At Doctors Supplement Store, we can manage your practice’s sale of vitamins, supplements and other products while you concentrate on providing the best health care to your patients. The Natural Standard recently reported on the studies involving caffeine use and black tea consumption.
About 85 percent of women suffer through hot flashes during menopause – symptoms that often start in the head and face before working their way down to the neck and other body areas. Red blotches can pop up on the skin, and these symptoms can come any time, day or night. Night sweats and hot flashes can cause sleep loss, which leads to fatigue and mood changes among sufferers.
The Standard reported that a recent study conducted from 2005 to 2011 at the Mayo Clinic surveyed 2,507 women with menopausal symptoms. Data from 1,806 of those women was included in the final analysis.
Researchers reported that women who consumed caffeine had dramatically higher rates of symptoms, such as hot flashes and night sweats, compared to women who did not take in caffeine. The authors said their findings were significant – even after they adjusted data to take smoking and menopause status into account.
Researchers concluded that caffeine use, including regular coffee drinking, is connected to an increase in hot flashes and night sweats. That suggests that cutting back on caffeine use could lead to decreased symptoms. The authors said more research on the relationship is needed.
In another study, the Standard reported on the potential effects of black tea in relation to cholesterol levels.
The study found that drinking black tea could decrease cholesterol.
Black tea comes from the dried leaves of Camellia sinensis, a shrub most often found in southeast Asia. Black tea, green tea and oolong tea all derive from the same plant, with black tea a favorite and traditional beverage in Great Britain.
Tea quality often depends on age of the tea leaves. Conflicting evidence exists on whether black tea helps to prevent cardiac disease and cancer.
In the recent study, the Standard reported that researchers performed a comprehensive search of medical literature to identify studies that evaluated the effects of black tea on low-density lipoprotein, which is LDL or bad cholesterol; high-density lipoprotein, which is HDL or good cholesterol; and overall total cholesterol.
Ten studies that examined 411 subjects were ultimately used.
Researchers reported that drinking black tea dramatically reduced LDL cholesterol – but not total cholesterol, or the HDL cholesterol. In fact, the LDL cholesterol-lowering effect was higher in those subjects with a higher risk of heart disease.

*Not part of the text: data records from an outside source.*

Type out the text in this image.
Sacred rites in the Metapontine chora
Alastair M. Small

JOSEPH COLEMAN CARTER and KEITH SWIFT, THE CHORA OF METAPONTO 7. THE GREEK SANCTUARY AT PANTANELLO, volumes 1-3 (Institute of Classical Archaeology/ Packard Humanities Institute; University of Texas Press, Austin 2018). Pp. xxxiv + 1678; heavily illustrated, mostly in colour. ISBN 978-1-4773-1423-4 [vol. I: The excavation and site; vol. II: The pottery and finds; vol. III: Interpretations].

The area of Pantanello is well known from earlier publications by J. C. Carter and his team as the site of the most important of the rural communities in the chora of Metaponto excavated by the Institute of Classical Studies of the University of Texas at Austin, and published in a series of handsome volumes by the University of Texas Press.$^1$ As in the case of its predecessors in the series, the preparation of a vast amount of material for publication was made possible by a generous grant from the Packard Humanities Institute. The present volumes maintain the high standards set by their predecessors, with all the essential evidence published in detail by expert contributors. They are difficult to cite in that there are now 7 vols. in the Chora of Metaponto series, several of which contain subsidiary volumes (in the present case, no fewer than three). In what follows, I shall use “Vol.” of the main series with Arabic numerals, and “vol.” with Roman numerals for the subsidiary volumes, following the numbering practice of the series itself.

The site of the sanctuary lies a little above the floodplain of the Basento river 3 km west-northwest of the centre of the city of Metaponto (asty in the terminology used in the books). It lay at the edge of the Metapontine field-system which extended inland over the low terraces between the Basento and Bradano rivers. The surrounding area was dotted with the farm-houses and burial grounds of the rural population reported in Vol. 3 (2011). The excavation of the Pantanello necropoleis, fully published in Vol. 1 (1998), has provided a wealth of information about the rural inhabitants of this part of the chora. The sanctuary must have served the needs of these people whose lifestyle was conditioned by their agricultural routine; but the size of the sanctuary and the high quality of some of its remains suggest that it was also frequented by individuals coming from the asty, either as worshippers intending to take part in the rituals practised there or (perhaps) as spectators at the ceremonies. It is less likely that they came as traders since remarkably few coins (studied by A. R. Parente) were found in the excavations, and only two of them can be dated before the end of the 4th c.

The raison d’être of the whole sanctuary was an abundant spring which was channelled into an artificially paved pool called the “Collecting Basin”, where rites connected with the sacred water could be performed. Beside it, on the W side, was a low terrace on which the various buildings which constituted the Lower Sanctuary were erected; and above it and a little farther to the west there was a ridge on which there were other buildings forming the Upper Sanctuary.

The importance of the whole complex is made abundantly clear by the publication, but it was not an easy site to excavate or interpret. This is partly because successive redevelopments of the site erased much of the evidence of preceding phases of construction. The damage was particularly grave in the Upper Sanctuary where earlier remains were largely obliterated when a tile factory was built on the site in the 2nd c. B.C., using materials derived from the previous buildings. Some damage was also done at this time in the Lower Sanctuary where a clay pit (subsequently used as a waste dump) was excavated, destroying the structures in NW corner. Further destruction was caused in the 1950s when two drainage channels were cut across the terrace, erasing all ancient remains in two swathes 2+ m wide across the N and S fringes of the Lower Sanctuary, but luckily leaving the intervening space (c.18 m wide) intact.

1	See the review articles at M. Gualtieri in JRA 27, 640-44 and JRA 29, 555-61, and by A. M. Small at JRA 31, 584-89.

The study’s authors reported that drinking black tea decreases LDL cholesterol without impacting HDL, and may be helpful to people with increased risks of heart disease.
In addition to examining black tea, research suggests that green tea may lower cholesterol levels, but the number of studies in those with high cholesterol is limited.
More study of people who have this condition is necessary before firm conclusions can be made, officials said.